ZFIN ID: ZDB-PUB-170316-7
Fenofibrate exerts protective effects against gentamicin-induced toxicity in cochlear hair cells by activating antioxidant enzymes
Park, C., Ji, H.M., Kim, S.J., Kil, S.H., Lee, J.N., Kwak, S., Choe, S.K., Park, R.
Date: 2017
Source: International journal of molecular medicine   39(4): 960-968 (Journal)
Registered Authors: Choe, Seong-Kyu
Keywords: none
MeSH Terms:
  • Animals
  • Antioxidants/metabolism*
  • Catalase/metabolism*
  • Cell Death
  • Enzyme Activation/drug effects
  • Female
  • Fenofibrate/pharmacology*
  • Gentamicins/adverse effects*
  • Gentamicins/pharmacology
  • Hair Cells, Auditory/enzymology*
  • Hair Cells, Auditory/pathology
  • Heme Oxygenase (Decyclizing)/metabolism*
  • Male
  • PPAR alpha/metabolism
  • Rats
  • Rats, Sprague-Dawley
  • Superoxide Dismutase-1/metabolism*
  • Zebrafish/metabolism*
  • Zebrafish Proteins/metabolism*
PubMed: 28290603 Full text @ Int. J. Mol. Med.
Fenofibrate, an activator of peroxisome proliferator-activated receptors (PPARs), has been shown to protect the kidneys and brain cells from oxidative stress; however, its role in preventing hearing loss has not been reported to date, at least to the best of our knowledge. In this study, we demonstrated the protective effects of fenofibrate against gentamicin (GM)-induced ototoxicity. We found that the auditory brainstem response threshold which was increased by GM was significantly reduced by pre-treatment with fenofibrate in rats. In cochlear explants, the disruption of hair cell layers by GM was also markedly attenuated by pre-treatment with fenofibrate.
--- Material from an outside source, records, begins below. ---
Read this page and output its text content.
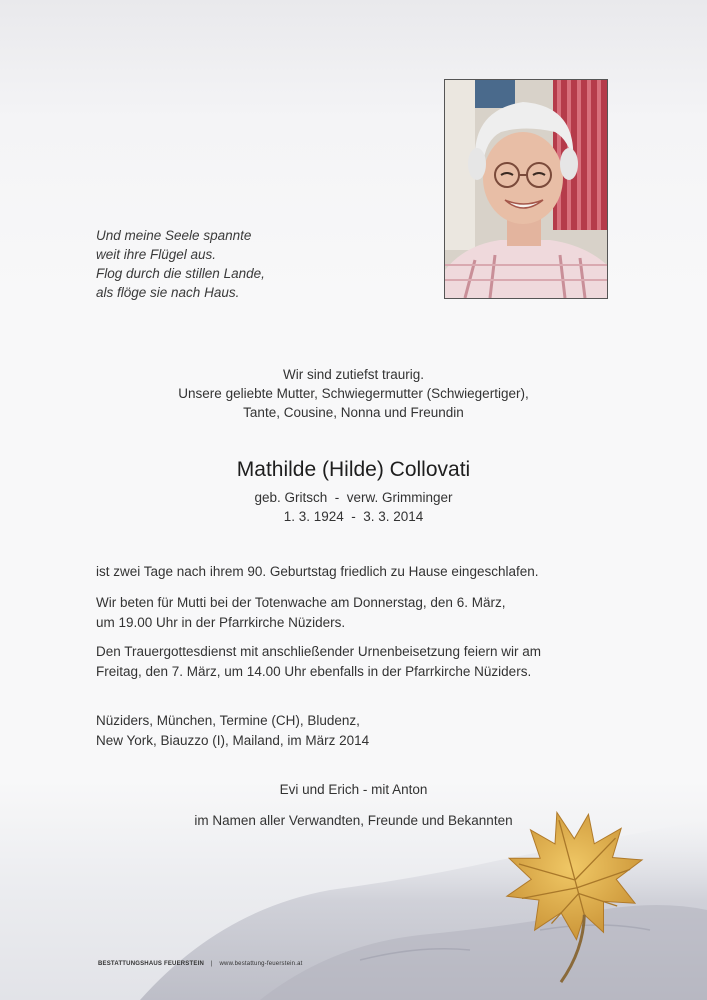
Und meine Seele spannte
weit ihre Flügel aus.
Flog durch die stillen Lande,
als flöge sie nach Haus.
Wir sind zutiefst traurig.
Unsere geliebte Mutter, Schwiegermutter (Schwiegertiger),
Tante, Cousine, Nonna und Freundin
Mathilde (Hilde) Collovati
geb. Gritsch  -  verw. Grimminger
1. 3. 1924  -  3. 3. 2014
ist zwei Tage nach ihrem 90. Geburtstag friedlich zu Hause eingeschlafen.
Wir beten für Mutti bei der Totenwache am Donnerstag, den 6. März,
um 19.00 Uhr in der Pfarrkirche Nüziders.
Den Trauergottesdienst mit anschließender Urnenbeisetzung feiern wir am
Freitag, den 7. März, um 14.00 Uhr ebenfalls in der Pfarrkirche Nüziders.
Nüziders, München, Termine (CH), Bludenz,
New York, Biauzzo (I), Mailand, im März 2014
Evi und Erich - mit Anton
im Namen aller Verwandten, Freunde und Bekannten
BESTATTUNGSHAUS FEUERSTEIN | www.bestattung-feuerstein.at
In addition, fenofibrate almost completely abolished GM-induced reactive oxygen species generation, which seemed to be mediated at least in part by the restoration of the expression of PPAR‑α‑dependent antioxidant enzymes, including catalase and superoxide dismutase (SOD)-1. Of note, fenofibrate markedly increased the expression of heme oxygenase-1 (HO-1) which was also induced to a certain degree by GM alone. The induced expression of HO-1 by fenofibrate appeared to be essential for mediating the protective effects of fenofibrate, as the inhibition of HO-1 activity significantly diminished the protective effects of fenofibrate against the GM-mediated death of sensory hair cells in cochlea explant culture, as well as in zebrafish neuromasts. These results suggest that fenofibrate protects sensory hair cells from GM-induced toxicity by upregulating PPAR‑α-dependent antioxidant enzymes, including HO-1. Our results provide insight into the preventive therapy for hearing loss caused by aminoglycoside antibiotics.